PAUSE 87 | Entre Doors e Dostoiévski
A arte de rir de si próprio e encontrar a biblioteca que nos cabe
Eu não entendi Amnésia. Ah, até entendi, mas se assistir agora, pela enésima vez, acho que ainda saio com uma interrogação besta na testa.
Já Oppenheimer, do mesmo diretor, vi, captei, mas não quero rever. Caiu mais como um ponto final.
Assisti ao meu primeiro Godard no mês passado e resolvi maratonar tudo, maravilhada com minha ignorância cinematográfica. Achei que não ia entender nada; talvez não tenha, vai saber. Mas eu senti tudo.
Costumo assistir a muito do que está bombando no Oscar, em Cannes & cia; ler os livros mais falados; acompanhar os guias e os movimentos. Hábito de jornalista, coisa de curiosa.

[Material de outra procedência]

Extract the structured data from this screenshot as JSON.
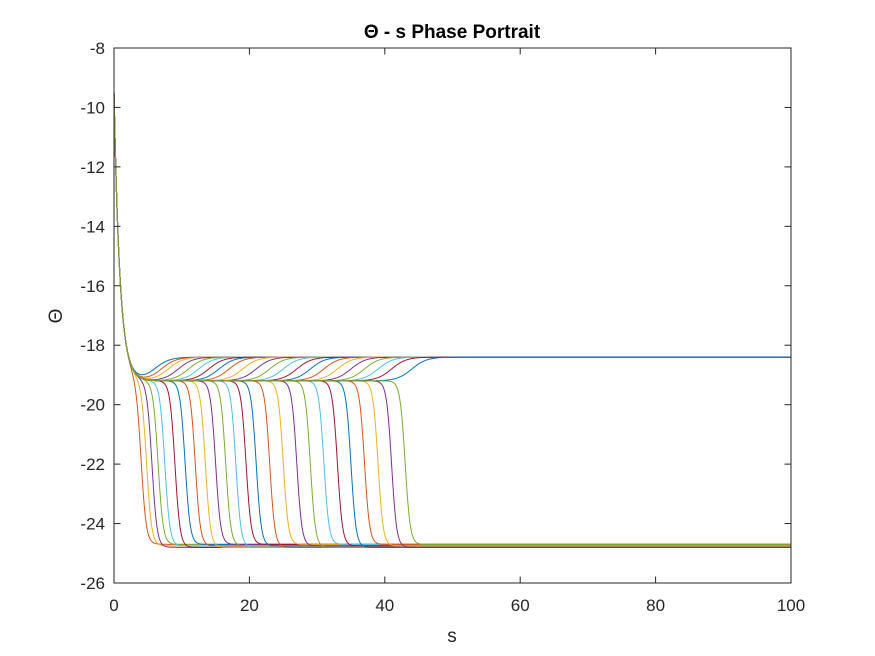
{
  "chart_data": {
    "type": "line",
    "title": "Θ - s Phase Portrait",
    "xlabel": "s",
    "ylabel": "Θ",
    "xlim": [
      0,
      100
    ],
    "ylim": [
      -26,
      -8
    ],
    "xticks": [
      0,
      20,
      40,
      60,
      80,
      100
    ],
    "xtick_labels": [
      "0",
      "20",
      "40",
      "60",
      "80",
      "100"
    ],
    "yticks": [
      -26,
      -24,
      -22,
      -20,
      -18,
      -16,
      -14,
      -12,
      -10,
      -8
    ],
    "ytick_labels": [
      "-26",
      "-24",
      "-22",
      "-20",
      "-18",
      "-16",
      "-14",
      "-12",
      "-10",
      "-8"
    ],
    "grid": false,
    "legend": "none",
    "colors": [
      "#0072BD",
      "#D95319",
      "#EDB120",
      "#7E2F8E",
      "#77AC30",
      "#4DBEEE",
      "#A2142F"
    ],
    "initial_value": -9.5,
    "plateau_value": -19.2,
    "upper_final_value": -18.4,
    "lower_final_values": [
      -24.7,
      -24.75,
      -24.8
    ],
    "upper_transitions_s": [
      6,
      7,
      8,
      9.5,
      11,
      12.5,
      14,
      15.5,
      17,
      19,
      21,
      23,
      25,
      27,
      29,
      31,
      33,
      35,
      37,
      39,
      41,
      44
    ],
    "lower_transitions_s": [
      4,
      4.8,
      5.6,
      6.5,
      7.5,
      9,
      10.5,
      12,
      13.5,
      15,
      16.5,
      18,
      19.5,
      21,
      23,
      25,
      27,
      29,
      31,
      33,
      35,
      37,
      39,
      41,
      43
    ]
  }
}
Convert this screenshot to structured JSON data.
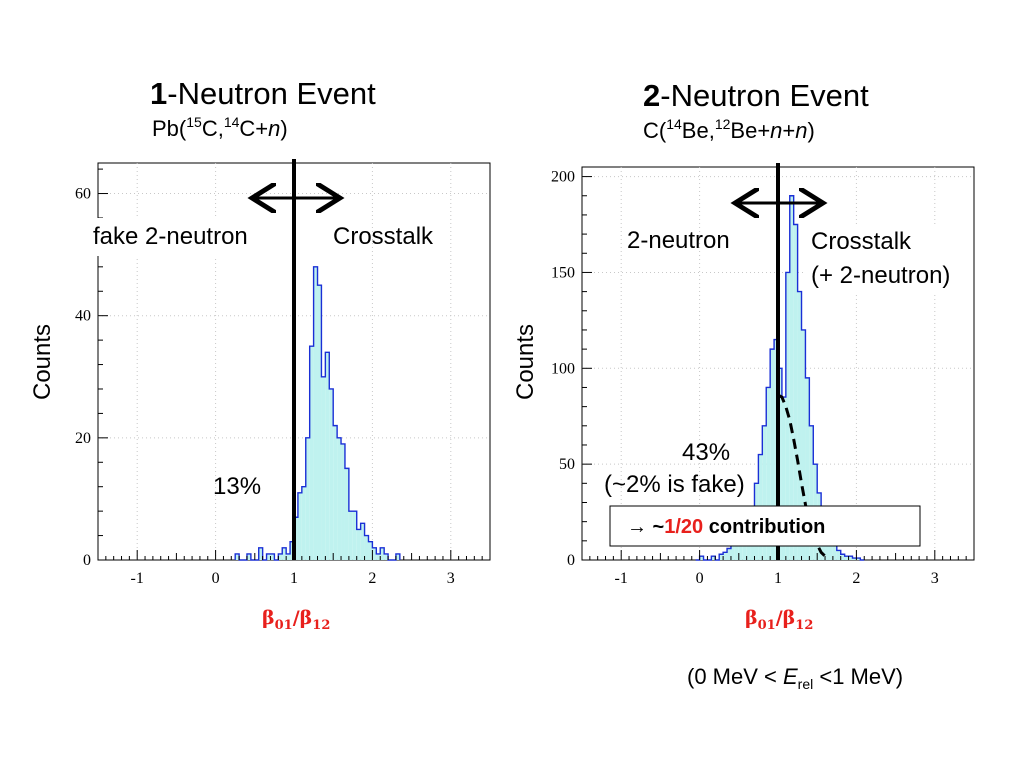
{
  "colors": {
    "histogram_fill": "#bff2ef",
    "histogram_line": "#1a2fd6",
    "accent_red": "#e8201c",
    "line": "#000000"
  },
  "left_header": {
    "title_number": "1",
    "title_rest": "-Neutron Event",
    "reaction": {
      "open": "Pb(",
      "sup1": "15",
      "mid1": "C,",
      "sup2": "14",
      "mid2": "C+",
      "italic": "n",
      "close": ")"
    }
  },
  "right_header": {
    "title_number": "2",
    "title_rest": "-Neutron Event",
    "reaction": {
      "open": "C(",
      "sup1": "14",
      "mid1": "Be,",
      "sup2": "12",
      "mid2": "Be+",
      "italic1": "n",
      "plus": "+",
      "italic2": "n",
      "close": ")"
    }
  },
  "left_annotations": {
    "left_label": "fake 2-neutron",
    "right_label": "Crosstalk",
    "percent": "13%"
  },
  "right_annotations": {
    "left_label": "2-neutron",
    "right_label_1": "Crosstalk",
    "right_label_2": "(+ 2-neutron)",
    "percent": "43%",
    "fake_note": "(~2% is fake)"
  },
  "contribution_box": {
    "prefix": "→ ~",
    "fraction": "1/20",
    "suffix": " contribution"
  },
  "energy_range": {
    "prefix": "(0 MeV < ",
    "var": "E",
    "sub": "rel",
    "suffix": " <1 MeV)"
  },
  "chart_data": [
    {
      "type": "histogram",
      "ylabel": "Counts",
      "xlabel": {
        "b1": "β",
        "s1": "01",
        "slash": "/",
        "b2": "β",
        "s2": "12"
      },
      "xlim": [
        -1.5,
        3.5
      ],
      "ylim": [
        0,
        65
      ],
      "xticks": [
        -1,
        0,
        1,
        2,
        3
      ],
      "yticks": [
        0,
        20,
        40,
        60
      ],
      "grid": true,
      "cut_line_x": 1.0,
      "bin_width": 0.05,
      "bin_start": 0.25,
      "counts": [
        1,
        0,
        0,
        1,
        0,
        0,
        2,
        0,
        1,
        1,
        0,
        1,
        2,
        1,
        3,
        7,
        11,
        12,
        20,
        35,
        48,
        45,
        30,
        34,
        28,
        22,
        20,
        19,
        15,
        8,
        8,
        5,
        6,
        4,
        3,
        2,
        1,
        2,
        1,
        0,
        0,
        1
      ],
      "stats_box": false
    },
    {
      "type": "histogram",
      "ylabel": "Counts",
      "xlabel": {
        "b1": "β",
        "s1": "01",
        "slash": "/",
        "b2": "β",
        "s2": "12"
      },
      "xlim": [
        -1.5,
        3.5
      ],
      "ylim": [
        0,
        205
      ],
      "xticks": [
        -1,
        0,
        1,
        2,
        3
      ],
      "yticks": [
        0,
        50,
        100,
        150,
        200
      ],
      "grid": true,
      "cut_line_x": 1.0,
      "bin_width": 0.05,
      "bin_start": -0.05,
      "counts": [
        0,
        2,
        0,
        0,
        2,
        0,
        3,
        4,
        6,
        8,
        12,
        14,
        16,
        20,
        28,
        40,
        55,
        70,
        90,
        110,
        115,
        100,
        85,
        150,
        190,
        175,
        140,
        120,
        95,
        70,
        50,
        35,
        25,
        18,
        12,
        8,
        5,
        3,
        2,
        2,
        1,
        1,
        0
      ],
      "fit_curve": [
        [
          1.0,
          86
        ],
        [
          1.05,
          85
        ],
        [
          1.1,
          80
        ],
        [
          1.15,
          73
        ],
        [
          1.2,
          63
        ],
        [
          1.25,
          52
        ],
        [
          1.3,
          40
        ],
        [
          1.35,
          29
        ],
        [
          1.4,
          20
        ],
        [
          1.45,
          13
        ],
        [
          1.5,
          8
        ],
        [
          1.55,
          4
        ],
        [
          1.6,
          2
        ],
        [
          1.65,
          0.5
        ]
      ]
    }
  ]
}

A maioria dessas obras, me parece que entendi demais e senti de menos. De muitas, nem me lembro mais.
Comecei a ler A Odisséia e parei. A Ilíada, será que vai?
Desisti de Os Lusíadas. Reli Os Maias.
O Capital, tentei, retentei, mas nunca fui aos finalmentes, nem em páginas nem em compreensão plena.
Li O 18 de Brumário e O Manifesto, serve?
Estou agora apaixonada por um que se chama O Casaco de Marx, navegando nas redondezas do barbudo, erroneamente julgando que estava em águas mais tranquilas.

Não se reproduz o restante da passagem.